The religious tug of Hebron
It's been nearly 40 years since Israel wrested control of the West Bank from Jordan, taking with it Hebron, one of the ancient territory's most treasured and troublesome locales.
Almost immediately after the 1967 conflict, Jewish religious nationalists were keen to return to Hebron, where there had long been a Jewish community until an anti-Zionist riot in 1929 that killed 67 Jews and pushed the rest to flee. Post-Six Day War settlers began hunkering down in Hebron in 1968, against the Israeli army's orders.
Both Jews and Muslims revere the city's Tomb of the Patriarchs, where Abraham, Sarah, and other Biblical ancestors are believed to be buried, according to the book of Genesis.
After 29 Muslim worshipers were gunned down at the site by New York-born Jewish extremist Baruch Goldstein in 1994, Israeli authorities decided to separate Muslim and Jewish access to the site. Three years later, after much deliberation over the viability of the Oslo Accords' framework for the town, Israeli and Palestinian negotiators agreed to divide it into H1 (under full Palestinian control) and H2 (an area that would encompass the Jewish settlements and remain under Israeli control).
However, since the outbreak of the al-Aqsa Intifada in September 2000 and the subsequent reoccupation of the Israeli army of many areas of the West Bank from which they had previously withdrawn, Palestinians say, the distinction isn't so relevant.
The house in question sits in H2, the area meant to be under Israeli control, and would make a strategic territorial link between the Hebron settlers and Kiryat Arba, a settlement across the hill.
In the meantime, however, H2 has 40,000 Palestinians in it and about 500 Jewish settlers. The numbers of Palestinians were once far greater, as many have migrated away from the tension and occasional lockdowns.
Human rights groups says Palestinian freedom of movement has been severely restricted. There are routine complaints of harassment at the hands of settlers, some of which has recently been captured on film and broadcast on Israeli television, turning many Israeli moderates against the settlers.

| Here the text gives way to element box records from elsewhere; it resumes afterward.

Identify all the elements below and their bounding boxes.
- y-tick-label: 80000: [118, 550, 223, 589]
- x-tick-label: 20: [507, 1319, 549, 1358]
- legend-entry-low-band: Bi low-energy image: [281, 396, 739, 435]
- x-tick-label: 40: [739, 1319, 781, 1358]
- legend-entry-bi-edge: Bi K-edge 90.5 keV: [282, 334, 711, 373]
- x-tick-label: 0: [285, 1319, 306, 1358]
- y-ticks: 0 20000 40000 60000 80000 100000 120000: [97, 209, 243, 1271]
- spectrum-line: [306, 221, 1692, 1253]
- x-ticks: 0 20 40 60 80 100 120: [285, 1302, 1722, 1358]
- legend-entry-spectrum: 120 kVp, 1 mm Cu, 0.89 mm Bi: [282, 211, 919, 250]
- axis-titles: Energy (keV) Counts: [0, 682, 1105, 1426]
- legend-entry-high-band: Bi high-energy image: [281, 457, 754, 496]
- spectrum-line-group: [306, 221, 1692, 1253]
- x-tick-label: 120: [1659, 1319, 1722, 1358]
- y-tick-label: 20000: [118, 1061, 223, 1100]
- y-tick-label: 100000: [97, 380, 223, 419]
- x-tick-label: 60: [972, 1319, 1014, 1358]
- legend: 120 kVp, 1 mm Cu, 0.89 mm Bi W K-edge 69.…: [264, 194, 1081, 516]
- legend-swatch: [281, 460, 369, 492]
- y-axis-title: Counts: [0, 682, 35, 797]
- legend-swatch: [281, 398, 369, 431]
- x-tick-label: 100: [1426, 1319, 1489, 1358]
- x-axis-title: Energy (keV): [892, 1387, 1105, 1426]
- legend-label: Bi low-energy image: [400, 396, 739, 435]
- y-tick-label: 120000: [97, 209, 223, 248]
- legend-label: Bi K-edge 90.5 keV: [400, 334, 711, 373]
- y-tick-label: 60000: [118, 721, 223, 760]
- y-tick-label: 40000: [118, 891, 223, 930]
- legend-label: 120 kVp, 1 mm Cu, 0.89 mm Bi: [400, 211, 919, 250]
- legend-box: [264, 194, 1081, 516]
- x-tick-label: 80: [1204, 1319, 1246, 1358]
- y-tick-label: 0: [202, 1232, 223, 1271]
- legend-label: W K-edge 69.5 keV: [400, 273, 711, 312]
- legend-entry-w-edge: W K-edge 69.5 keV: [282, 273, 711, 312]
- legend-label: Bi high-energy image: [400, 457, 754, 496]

Most Palestinians here can get to their homes or businesses only on foot because no Palestinian cars are allowed on the roads.
"Sure, we hope they'll be kicked out, but then people everywhere will just forget the situation of this area and what we're living through," says Marwan Jaber, who owns a convenience store across the street from the settlers' new digs.
"We know that if they stay here, the first thing they'll want to do is to build a road between here and Kiryat Arba, and that will mean cutting through our neighborhood, maybe confiscating our land. It's like expending a Christian extremist in America to live next to Osama bin Laden," he says.
A month to appeal the eviction
An evacuation of the settlers, if it does happen, probably won't occur immediately. Israel's attorney general says they should have a month to appeal the order.
But commentary in the Israeli press, as one indication of public sentiment, is critical of Olmert's reluctance to back his defense minister's eviction plans to evict the settlers.
Yediot Ahronot, one of Israel's mass circulation dailies and a paper that usually takes a center-right stance, said in an editorial Thursday that Olmert has "capitulated" to Hebron settlers by taking their side against Defense Minister Peretz, "damaging Israeli security, morality and society."
Ruth Hizmi, a mother of seven who left her home elsewhere in Hebron to be here, says she believes her youngest three will be raised in this house.
"I hope our leaders will stop with this cowering before our enemies," she says. "At a time when Jews were forced from their homes in Gaza, it's great that there's at least one optimistic light – that we're setting down roots in another part of the land of Israel. God willing, there will be no evacuation, and we'll all get to stay."